Но... Четкие правила расхождения имеются лишь для двух судов, остальные варианты оговариваются весьма расплывчато. Ещё хуже, что при пятибалльном волнении большая часть рыболовных судов, не говоря уже о более мелких, просто не замечается локатором, – мешают водяные горы. А при восьми баллах на экране будут явственны только самые крупные океанские корабли...

Однако всё это отнюдь не означает, что конструкторы локационных станций и систем предупреждения столкновений опускают флаг. Отнюдь! Все совершеннее становятся устройства, помогающие судоводителям, иные просто поражают воображение. Пока их, правда, ещё немного, да и цена самых сложных измеряется доброй сотней тысяч долларов, но убытки от аварий измеряются многими десятками и даже сотнями миллионов долларов (судно для перевозки сжиженного природного газа грузоподъемностью 125 тысяч тонн стоит четверть миллиарда!) – сомнений в будущности даже более дорогих систем нет.

Решение Международной организации по мореплаванию предписывает, чтобы с первого сентября 1988 года такие системы стояли на всех судах водоизмещением десять тысяч тонн и выше, а все строящиеся будут оборудоваться новой радиоэлектроникой уже с 1984 года. Система «Диджиплот», например, способна наблюдать за двумястами объектами сразу, выделяет сорок ближайших и прогнозирует их движение.

Когда какое-нибудь судно оказывается в зоне тревоги, звенит звонок, а отметка на экране усиленно мигает, привлекая к себе внимание.

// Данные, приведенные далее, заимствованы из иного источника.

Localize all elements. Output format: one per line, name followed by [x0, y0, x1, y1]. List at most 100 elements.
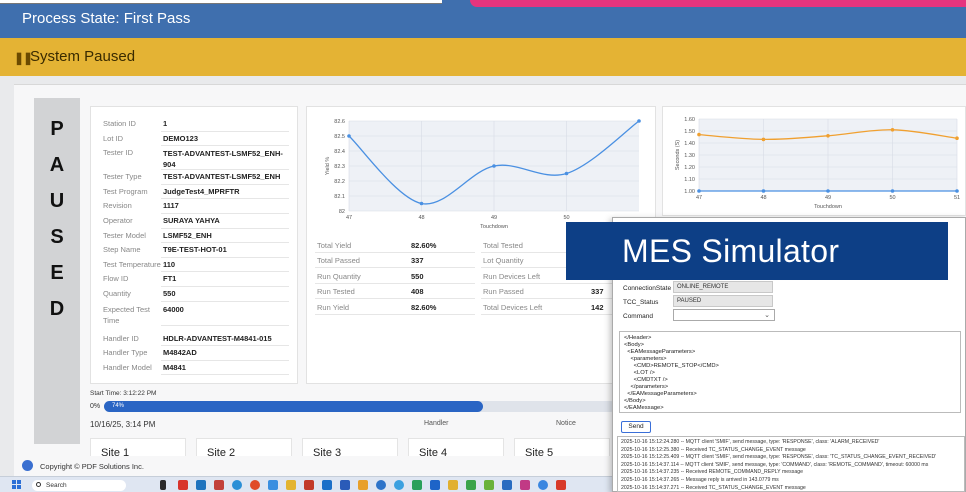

Вычислительная машина рассчитывает оптимальный маневр и демонстрирует результат на другом экране со скоростью, тридцатикратно превышающей скорость хода «ее» корабля, а потом...

Потом решение принимает всё же человек, хотя автоматы вполне могут совершить маневр самостоятельно. Человек – мы уже говорили об этом – не желает быть пешкой при автомате, противится полной компьютеризации.

Но и тут не все просто. Казалось бы, вахтенному удобнее всего поступать соответственно рекомендациям машины, – в простых случаях так и бывает. А вот в сложных, когда на экране не два-три, а несколько десятков судов, да ещё разного типа, да идущие с разными скоростями и разными курсами, – выработка решения протекает далеко не гладко.

Вахтенный на судне, в отличие от оператора воздушного движении, лишен связи с другими судами, да и вообще он не имеет права давать им указания. Когда-нибудь, несомненно, на флоте появятся автоматические ответчики. Они станут сообщать все сведения, интересные для других капитанов, – тип судна, скорость, курс, направление будущего маневра. Но то в перспективе.

А покамест приходится оценивать обстановку, и веря ЭВМ, и проверяя ее. Потому что у молодых моряков иной раз наблюдается прямо-таки святая вера в электронику и пренебрежение испытанными методами судовождения. На одном разборе аварии выяснилось, что эхолот показывал глубину 45 метров, и штурман спокойно завел свой корабль на мель, – хотя беглого взгляда на карту хватило бы, чтобы удостовериться: даже тринадцати метров нет в радиусе десятка миль.